My article on tuning Snowflake query performance includes several techniques to reduce the data fetched, which will in turn, reduce the volume of data sorted and help eliminate spilling to storage.

While many system administrators tend to increase the virtual warehouse size, this is often a bad mistake. Remember, any given warehouse will most likely execute a range of SQL including short running queries which won't benefit from a bigger warehouse.

It's a much better practice to identify the queries causing spilling and move them to a larger warehouse. This will improve query performance without increasing the overall cost of the warehouse.

One of the easiest ways of improving query performance and avoiding spilling is to include a LIMIT clause in the query. To demonstrate this, the following query was executed without and then with a LIMIT clause, which returned the top 10 entries or all entries.

select * 
from store_returns 
order by sr_reason_sk 
limit 10;

The screenshot below shows that including a LIMIT improved query performance by over 60 times from over two hours to under two minutes.

It's worth noting that the LIMIT clause was pushed down into the query, halved the partitions scanned, and eliminated both local and remote spilling. Finally, both queries were executed on an X-Small warehouse, demonstrating the potential cost saving of this simple change

How to identify Spilling to Storage?

The query below will quickly identify each warehouse size and extent of spilling to storage. As this is based upon query-level statistics, it is possible to drill down to identify specific SQL.

select warehouse_name
,      warehouse_size
,      count(*) as queries
,      round(avg(total_elapsed_time)/1000/60,1) as avg_elapsed_mins
,      round(avg(execution_time)/1000/60,1) as avg_exe_mins
,      count(iff(bytes_spilled_to_local_storage/1024/1024/1024 > 1,1,null)) as spilled_queries
,      round(avg(bytes_spilled_to_local_storage/1024/1024/1024))  as avg_local_gb
,      round(avg(bytes_spilled_to_remote_storage/1024/1024/1024)) as avg_remote_gb
from query_history
where true
and   warehouse_size is not null
and   datediff(days, end_time, current_timestamp()) <= 7
and   bytes_spilled_to_local_storage > 1024 * 1024 * 1024
group by all
order by 7 desc
limit 10;

The screenshot below shows the output of the query. It shows the top 10 warehouses resulting in spilling to storage in the past 7 days. The worst offender on average spilled nearly 3TB to local storage on an X2LARGE warehouse, with an average execution time of around 40 minutes.

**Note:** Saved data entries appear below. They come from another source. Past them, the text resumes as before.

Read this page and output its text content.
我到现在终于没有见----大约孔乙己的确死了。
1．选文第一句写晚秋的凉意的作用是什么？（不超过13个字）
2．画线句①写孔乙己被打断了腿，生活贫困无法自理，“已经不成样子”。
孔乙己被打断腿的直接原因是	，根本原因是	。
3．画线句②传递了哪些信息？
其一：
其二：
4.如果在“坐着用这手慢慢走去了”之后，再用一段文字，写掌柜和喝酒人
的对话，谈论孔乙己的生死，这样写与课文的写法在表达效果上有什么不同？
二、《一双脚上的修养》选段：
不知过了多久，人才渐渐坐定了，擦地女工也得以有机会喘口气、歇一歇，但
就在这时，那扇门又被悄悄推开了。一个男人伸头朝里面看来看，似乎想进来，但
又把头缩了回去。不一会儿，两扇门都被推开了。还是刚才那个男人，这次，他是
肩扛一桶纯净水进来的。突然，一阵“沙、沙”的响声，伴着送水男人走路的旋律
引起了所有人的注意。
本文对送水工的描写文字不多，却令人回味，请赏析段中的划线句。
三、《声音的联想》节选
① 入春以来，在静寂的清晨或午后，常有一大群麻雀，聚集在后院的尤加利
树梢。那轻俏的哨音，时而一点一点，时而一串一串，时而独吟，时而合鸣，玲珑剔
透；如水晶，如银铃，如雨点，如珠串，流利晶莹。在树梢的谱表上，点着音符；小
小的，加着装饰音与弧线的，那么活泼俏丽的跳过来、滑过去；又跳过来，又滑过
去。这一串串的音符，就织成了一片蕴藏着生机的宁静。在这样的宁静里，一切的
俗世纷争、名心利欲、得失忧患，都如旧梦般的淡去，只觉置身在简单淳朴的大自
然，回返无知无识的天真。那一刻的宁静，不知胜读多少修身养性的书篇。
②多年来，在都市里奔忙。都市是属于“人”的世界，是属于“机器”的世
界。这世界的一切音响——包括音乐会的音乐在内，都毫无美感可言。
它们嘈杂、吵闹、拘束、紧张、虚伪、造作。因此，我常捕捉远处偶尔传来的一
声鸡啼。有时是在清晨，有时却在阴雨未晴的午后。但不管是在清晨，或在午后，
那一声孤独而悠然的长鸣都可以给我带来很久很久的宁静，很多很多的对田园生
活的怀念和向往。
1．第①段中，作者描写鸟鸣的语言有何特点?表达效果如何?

Warehouse 5 illustrates another insight into spilling as this SMALL warehouse spilled an average of 1.1TB to local storage and 119GB to remote storage.

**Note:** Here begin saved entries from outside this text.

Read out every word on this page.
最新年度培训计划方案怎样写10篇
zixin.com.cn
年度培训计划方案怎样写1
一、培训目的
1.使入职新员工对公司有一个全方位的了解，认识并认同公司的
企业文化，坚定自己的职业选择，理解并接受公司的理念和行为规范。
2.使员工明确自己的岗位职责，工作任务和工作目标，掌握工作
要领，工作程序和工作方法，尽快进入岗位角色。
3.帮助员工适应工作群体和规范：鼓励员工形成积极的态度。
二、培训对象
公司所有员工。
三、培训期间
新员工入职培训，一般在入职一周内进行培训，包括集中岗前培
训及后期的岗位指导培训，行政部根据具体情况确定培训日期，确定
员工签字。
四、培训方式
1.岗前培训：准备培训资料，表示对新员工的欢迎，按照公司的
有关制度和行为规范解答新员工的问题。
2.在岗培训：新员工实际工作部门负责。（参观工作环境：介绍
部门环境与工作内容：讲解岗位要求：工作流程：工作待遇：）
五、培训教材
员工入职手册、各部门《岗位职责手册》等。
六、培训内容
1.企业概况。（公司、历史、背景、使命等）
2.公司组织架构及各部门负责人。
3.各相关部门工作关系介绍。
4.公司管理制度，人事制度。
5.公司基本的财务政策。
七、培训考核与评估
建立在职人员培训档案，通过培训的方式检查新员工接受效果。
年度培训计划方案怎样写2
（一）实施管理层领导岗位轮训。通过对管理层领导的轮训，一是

It is however, worth noting that it's almost impossible to completely eliminate spilling to storage, and you should largely ignore any queries that spill less than a gigabyte of data to LOCAL storage.

Also keep in mind, that queries sometimes spill to storage as a result of too many large queries being executed concurrently, although this tends to lead to relatively lower levels of spilling which can be largely ignored.

Conclusion

Clearly on Snowflake, spilling to local storage can have a significant impact upon query performance and any query that spills more than a gigabyte of storage is a candidate to run on a larger warehouse. Typically, if a query includes significant spilling to storage is will execute twice as fast for the same cost on the next size virtual warehouse.

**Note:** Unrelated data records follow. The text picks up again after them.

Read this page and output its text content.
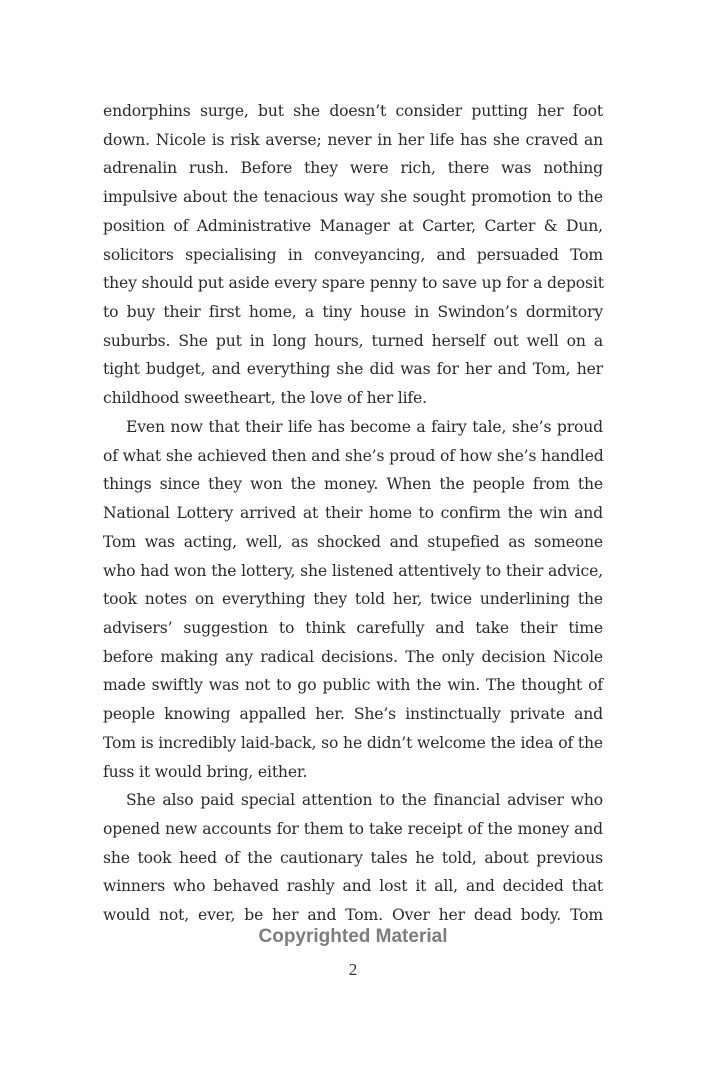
endorphins surge, but she doesn’t consider putting her foot
down. Nicole is risk averse; never in her life has she craved an
adrenalin rush. Before they were rich, there was nothing
impulsive about the tenacious way she sought promotion to the
position of Administrative Manager at Carter, Carter & Dun,
solicitors specialising in conveyancing, and persuaded Tom
they should put aside every spare penny to save up for a deposit
to buy their first home, a tiny house in Swindon’s dormitory
suburbs. She put in long hours, turned herself out well on a
tight budget, and everything she did was for her and Tom, her
childhood sweetheart, the love of her life.
Even now that their life has become a fairy tale, she’s proud
of what she achieved then and she’s proud of how she’s handled
things since they won the money. When the people from the
National Lottery arrived at their home to confirm the win and
Tom was acting, well, as shocked and stupefied as someone
who had won the lottery, she listened attentively to their advice,
took notes on everything they told her, twice underlining the
advisers’ suggestion to think carefully and take their time
before making any radical decisions. The only decision Nicole
made swiftly was not to go public with the win. The thought of
people knowing appalled her. She’s instinctually private and
Tom is incredibly laid-back, so he didn’t welcome the idea of the
fuss it would bring, either.
She also paid special attention to the financial adviser who
opened new accounts for them to take receipt of the money and
she took heed of the cautionary tales he told, about previous
winners who behaved rashly and lost it all, and decided that
would not, ever, be her and Tom. Over her dead body. Tom
Copyrighted Material
2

You should however, avoid the temptation to simply increase the warehouse size. In my experience, while this may improve query performance for the largest queries causing the spilling to storage, it likewise increases the overall cost of the warehouse.

Spilling to remote storage impacts both performance and cost as Snowflake charges per second for virtual warehouse utilization and spilling to remote storage extends the query elapsed time. Eliminating remote storage therefore leads to a reduced cost when the query is executed on a larger warehouse. While this may seem a paradox, the results shown here are consistent with my personal experience.

Be aware however, that spilling to local storage is only important when it exceeds the gigabyte level, although remote spilling should always be avoided.